New California privacy law to be on November ballot

The group that spearheaded the landmark California Consumer Privacy Act has garnered enough signatures to put a law that would replace the CCPA on the November 2020 ballot.

Californians for Consumer Privacy yesterday said it has collected some 900,000 signatures – considerably more than the 623,212 they needed by July. The group has named the proposed new law the California Privacy Rights Act (CPRA).

“Even as we’ve worked to strengthen privacy laws here in California, we’ve realized that our laws need to keep pace with the ever-changing landscape of constant corporate surveillance, information gathering and distribution,” said Californians for Consumer Privacy founder Alastair Mactaggart. “We think Californians deserve to participate in and shape the conversation about how, when and with whom our most personal information is shared. That’s why we’ve introduced this new ballot measure, signed by nearly one million California voters.”

The Californians for Consumer Privacy unveiled the new CPRA last September, just weeks after lawmakers finalised the CCPA.

According to Mactaggart, he is pushing for a new privacy law because “some of the world’s largest companies” worked to weaken the CCPA as it made its way through the state legislature last year.

One of the major changes the new CPRA would bring is the creation of an independent enforcement body, the California Privacy Protection Agency. California’s attorney general is responsible for enforcing the CCPA, and is expected to issue guidance in October to help businesses comply with the law.

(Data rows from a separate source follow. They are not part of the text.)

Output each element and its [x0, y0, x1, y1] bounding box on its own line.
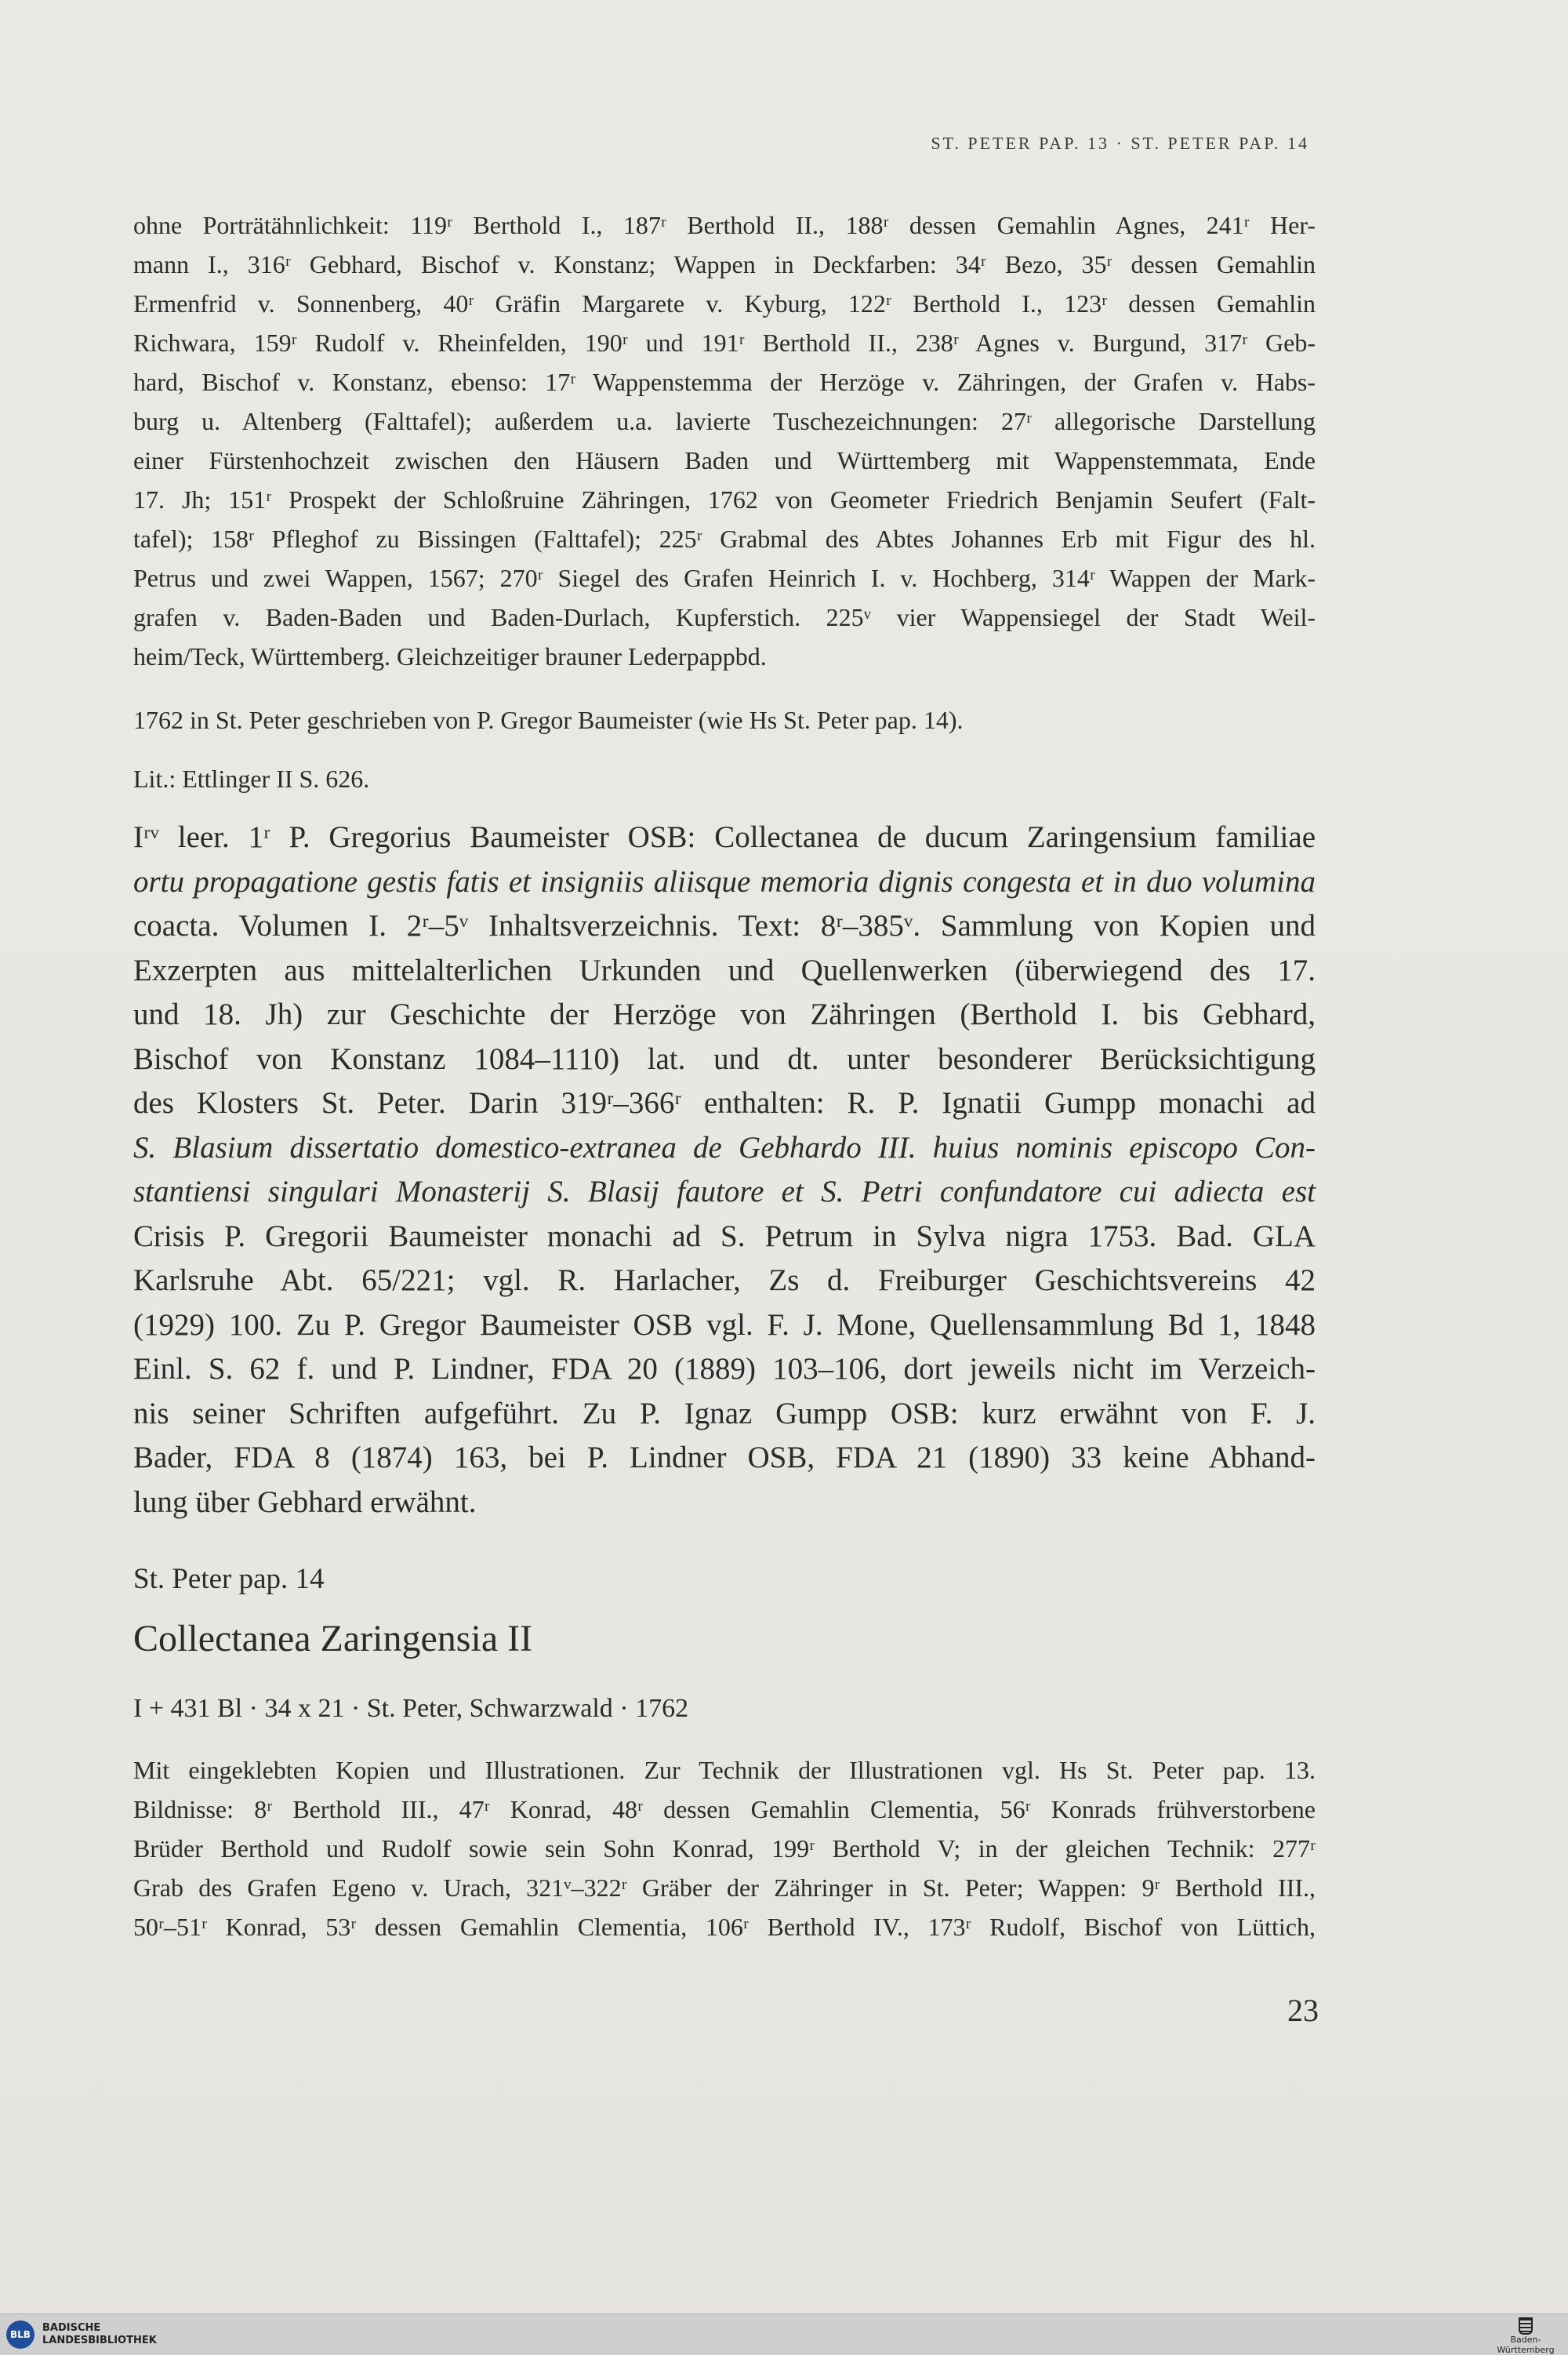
text-line: coacta. Volumen I. 2ʳ–5ᵛ Inhaltsverzeichnis. Text: 8ʳ–385ᵛ. Sammlung von Kopien und: [133, 909, 1316, 943]
text-line: burg u. Altenberg (Falttafel); außerdem u.a. lavierte Tuschezeichnungen: 27ʳ allegorische Darstellung: [133, 407, 1316, 435]
origin-line: 1762 in St. Peter geschrieben von P. Gregor Baumeister (wie Hs St. Peter pap. 14).: [133, 706, 964, 734]
text-line: 17. Jh; 151ʳ Prospekt der Schloßruine Zähringen, 1762 von Geometer Friedrich Benjamin Seufert (Falt-: [133, 485, 1316, 514]
text-line: mann I., 316ʳ Gebhard, Bischof v. Konstanz; Wappen in Deckfarben: 34ʳ Bezo, 35ʳ dessen Gemahlin: [133, 250, 1316, 278]
text-line: Grab des Grafen Egeno v. Urach, 321ᵛ–322ʳ Gräber der Zähringer in St. Peter; Wappen: 9ʳ Berthold III.,: [133, 1873, 1316, 1902]
content-description: [133, 816, 1316, 1525]
manuscript-meta-text: I + 431 Bl · 34 x 21 · St. Peter, Schwarzwald · 1762: [133, 1694, 689, 1723]
text-line: Richwara, 159ʳ Rudolf v. Rheinfelden, 190ʳ und 191ʳ Berthold II., 238ʳ Agnes v. Burgund, 317ʳ Geb-: [133, 329, 1316, 357]
text-line: Petrus und zwei Wappen, 1567; 270ʳ Siegel des Grafen Heinrich I. v. Hochberg, 314ʳ Wappen der Mark-: [133, 564, 1316, 592]
text-line: 50ʳ–51ʳ Konrad, 53ʳ dessen Gemahlin Clementia, 106ʳ Berthold IV., 173ʳ Rudolf, Bischof von Lüttich,: [133, 1913, 1316, 1941]
running-head: ST. PETER PAP. 13 · ST. PETER PAP. 14: [931, 133, 1309, 153]
literature-line: Lit.: Ettlinger II S. 626.: [133, 765, 370, 793]
library-name: BADISCHE LANDESBIBLIOTHEK: [42, 2322, 157, 2346]
blb-logo-icon[interactable]: BLB: [6, 2320, 34, 2349]
text-line: ohne Porträtähnlichkeit: 119ʳ Berthold I., 187ʳ Berthold II., 188ʳ dessen Gemahlin Agnes, 241ʳ Her-: [133, 211, 1316, 239]
description-block-2: [133, 1750, 1316, 1946]
baden-wuerttemberg-label: Baden-Württemberg: [1497, 2335, 1555, 2355]
text-line: Bischof von Konstanz 1084–1110) lat. und dt. unter besonderer Berücksichtigung: [133, 1041, 1316, 1076]
baden-wuerttemberg-logo[interactable]: [1494, 2317, 1557, 2355]
manuscript-meta: [133, 1694, 1316, 1724]
text-line: Ermenfrid v. Sonnenberg, 40ʳ Gräfin Margarete v. Kyburg, 122ʳ Berthold I., 123ʳ dessen Gemahlin: [133, 289, 1316, 318]
text-line: Bader, FDA 8 (1874) 163, bei P. Lindner OSB, FDA 21 (1890) 33 keine Abhand-: [133, 1441, 1316, 1474]
text-line: S. Blasium dissertatio domestico-extranea de Gebhardo III. huius nominis episcopo Con-: [133, 1130, 1316, 1165]
text-line: Exzerpten aus mittelalterlichen Urkunden und Quellenwerken (überwiegend des 17.: [133, 953, 1316, 987]
text-line: lung über Gebhard erwähnt.: [133, 1485, 477, 1519]
manuscript-title: [133, 1617, 1316, 1660]
text-line: Iʳᵛ leer. 1ʳ P. Gregorius Baumeister OSB: Collectanea de ducum Zaringensium familiae: [133, 820, 1316, 854]
text-line: nis seiner Schriften aufgeführt. Zu P. Ignaz Gumpp OSB: kurz erwähnt von F. J.: [133, 1396, 1316, 1430]
text-line: einer Fürstenhochzeit zwischen den Häusern Baden und Württemberg mit Wappenstemmata, Ende: [133, 446, 1316, 474]
text-line: Bildnisse: 8ʳ Berthold III., 47ʳ Konrad, 48ʳ dessen Gemahlin Clementia, 56ʳ Konrads frühverstorbene: [133, 1795, 1316, 1823]
text-line: (1929) 100. Zu P. Gregor Baumeister OSB vgl. F. J. Mone, Quellensammlung Bd 1, 1848: [133, 1307, 1316, 1342]
text-line: Karlsruhe Abt. 65/221; vgl. R. Harlacher, Zs d. Freiburger Geschichtsvereins 42: [133, 1263, 1316, 1297]
origin-note: [133, 700, 1316, 740]
shelfmark: [133, 1562, 1316, 1596]
text-line: und 18. Jh) zur Geschichte der Herzöge von Zähringen (Berthold I. bis Gebhard,: [133, 998, 1316, 1031]
text-line: des Klosters St. Peter. Darin 319ʳ–366ʳ enthalten: R. P. Ignatii Gumpp monachi ad: [133, 1086, 1316, 1120]
shelfmark-text: St. Peter pap. 14: [133, 1563, 325, 1595]
page-number: 23: [1287, 1993, 1319, 2028]
text-line: tafel); 158ʳ Pfleghof zu Bissingen (Falttafel); 225ʳ Grabmal des Abtes Johannes Erb mit Figur des hl.: [133, 525, 1316, 553]
viewer-footer: [0, 2313, 1568, 2355]
text-line: hard, Bischof v. Konstanz, ebenso: 17ʳ Wappenstemma der Herzöge v. Zähringen, der Grafen v. Habs-: [133, 368, 1316, 396]
text-line: Mit eingeklebten Kopien und Illustrationen. Zur Technik der Illustrationen vgl. Hs St. Peter pap. 13.: [133, 1756, 1316, 1784]
coat-of-arms-icon: [1519, 2317, 1533, 2335]
text-line: Crisis P. Gregorii Baumeister monachi ad S. Petrum in Sylva nigra 1753. Bad. GLA: [133, 1219, 1316, 1253]
text-line: stantiensi singulari Monasterij S. Blasij fautore et S. Petri confundatore cui adiecta est: [133, 1175, 1316, 1208]
manuscript-title-text: Collectanea Zaringensia II: [133, 1618, 533, 1659]
text-line: Einl. S. 62 f. und P. Lindner, FDA 20 (1889) 103–106, dort jeweils nicht im Verzeich-: [133, 1352, 1316, 1386]
text-line: heim/Teck, Württemberg. Gleichzeitiger brauner Lederpappbd.: [133, 642, 767, 671]
text-line: ortu propagatione gestis fatis et insigniis aliisque memoria dignis congesta et in duo volumina: [133, 864, 1316, 899]
text-line: grafen v. Baden-Baden und Baden-Durlach, Kupferstich. 225ᵛ vier Wappensiegel der Stadt Weil-: [133, 603, 1316, 631]
text-line: Brüder Berthold und Rudolf sowie sein Sohn Konrad, 199ʳ Berthold V; in der gleichen Technik: 277ʳ: [133, 1834, 1316, 1863]
literature-note: [133, 759, 1316, 798]
description-block-1: [133, 205, 1316, 676]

Covington & Burling partner Lindsey Tonsager said at the time that she was “baffled” at the proposal for a new enforcement body, given the time and resources already spent on preparing staff within California’s office of the attorney general for the CCPA.

“Mactaggart originally looked at the AG to adopt regulations and enforce CCPA. Now this proposal is a complete reversal,” Tonsager said. “In fact, the AG’s office has asked for and received additional funding to make sure the CCPA is properly enforced.”

Meanwhile, enforcement of the original CCPA has yet to take effect.

Businesses and trade groups have pleaded for a postponement of the impending law due to the covid-19 pandemic and economic recession, but California Attorney General Xavier Becerra said enforcement will go ahead on schedule.

A spokesperson for the AG told GDR in March that Becerra is “mindful of the new reality created by covid-19 and the heightened value of protecting consumers' privacy online that comes with it. We encourage businesses to be particularly mindful of data security in this time of emergency.”

Some privacy advocates have suggested that the uncertainty surrounding California could finally lead to comprehensive federal privacy legislation.

“There’s a good understanding that if you don’t achieve federal legislation, you’re not just trading it off for the CCPA, but also the much stiffer ballot initiative,” Jules Polonetsky, the chief executive of the Washington, DC-based think tank Future of Privacy Forum, said at a press conference late last year.